The elder Filipescu died later that year, as Romania entered World War I an Entente ally; shortly after, an invasion by the Central Powers prompted the Ententist administration to withdraw into Moldavia. Grigore followed the Romanian administration and saw action on the front, advancing to the rank of Sub-lieutenant, while also joining the Labor Party, formed in 1917 by George Diamandy and other left-wing defectors from the PNL.

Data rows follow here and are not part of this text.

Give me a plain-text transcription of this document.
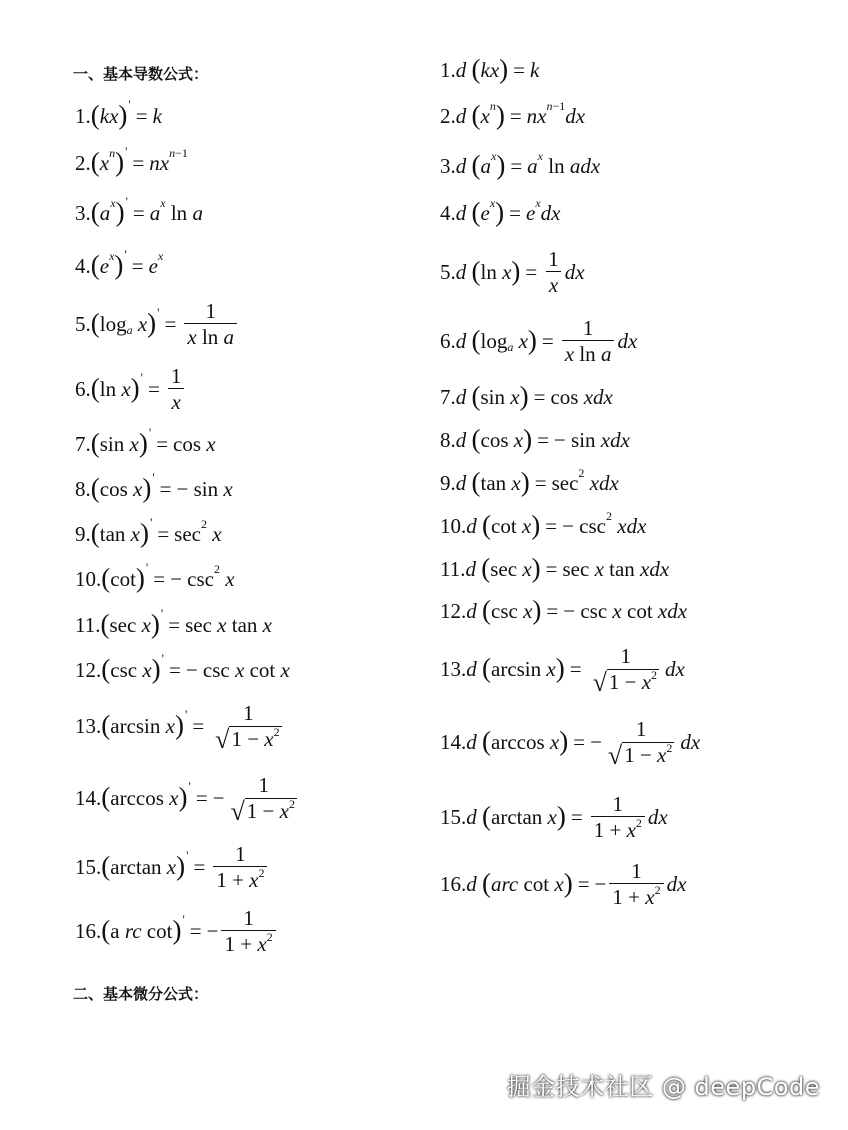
一、基本导数公式：
1. ( kx ) ' = k
2. ( x n ) ' = nx n−1
3. ( a x ) ' = a x ln a
4. ( e x ) ' = e x
5. ( log a
x ) ' = $\frac{1}{\text{x ln a}}$
6. ( ln x ) ' = $\frac{1}{x}$
7. ( sin x ) ' = cos x
8. ( cos x ) ' = − sin x
9. ( tan x ) ' = sec 2
x
10. ( cot ) ' = − csc 2
x
11. ( sec x ) ' = sec x tan x
12. ( csc x ) ' = − csc x cot x
13. ( arcsin x ) ' =
1
√ $1 - x^2$
14. ( arccos x ) ' = −
1
√ $1 - x^2$
15. ( arctan x ) ' = $\frac{1}{1 + x^2}$
16. ( a rc cot ) ' = − $\frac{1}{1 + x^2}$
二、基本微分公式：
1. d
( kx ) = k
2. d
( x n ) = nx n−1 dx
3. d
( a x ) = a x ln adx
4. d
( e x ) = e x dx
5. d
( ln x ) = $\frac{1}{x}$ dx
6. d
( log a
x ) = $\frac{1}{\text{x ln a}}$ dx
7. d
( sin x ) = cos xdx
8. d
( cos x ) = − sin xdx
9. d
( tan x ) = sec 2
xdx
10. d
( cot x ) = − csc 2
xdx
11. d
( sec x ) = sec x tan xdx
12. d
( csc x ) = − csc x cot xdx
13. d
( arcsin x ) =
1
√ $1 - x^2$ dx
14. d
( arccos x ) = −
1
√ $1 - x^2$ dx
15. d
( arctan x ) = $\frac{1}{1 + x^2}$ dx
16. d
( arc cot x ) = − $\frac{1}{1 + x^2}$ dx
掘金技术社区 @ deepCode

People's League and ''Epoca''
Around that time, Filipescu identified General Alexandru Averescu, his direct superior, as an ideal leader for a new anti-establishment, anti-PNL, political movement: popular and easily manipulated. According to the hostile recollections of PNL man Gheorghe Gh. Mârzescu, it was Filipescu who organized the torchlight parade of January 1918, in which Averescu was hailed as "tomorrow's government leader". Various Labor Party figures soon drifted toward Averescu's People's League, of which Filipescu was a founding member that April. An LP tactician, Filipescu was credited with having drawn his father-in-law into the League, and to have ensured a state of equilibrium between the Laborites and the far-right circles led by A. C. Cuza.During that interval, with Conservative-Nationalist backing, Averescu briefly served as Prime Minister of the Romanian rump state, and sued for peace with the Central Powers; this was eventually signed by Averescu's Conservative replacement, Marghiloman. Filipescu was included on the team of negotiators under Take Ionescu, but his presence there was vetoed by the Austro-Hungarian delegation. He had already left the front for Averescu's Bacău headquarters, and was allegedly entrusted with the sanitation department in that city. According to notes kept by Radu R. Rosetti, he "commanded upon a unit of street-sweepers and toilet-cleaners. He was as invested and as cowardly as his father had been courageous." From this period, he earned a derogatory nickname, Filipescu-Mătură. The PNL press also accused Filipescu of being a draft-avoider; Filipescu reacted with a virulent letter to PNL's Duca, his relative. The two dueled with pistols in Iași, but purposefully missed. Filipescu remained an ardent practitioner of dueling and a habitual litigator.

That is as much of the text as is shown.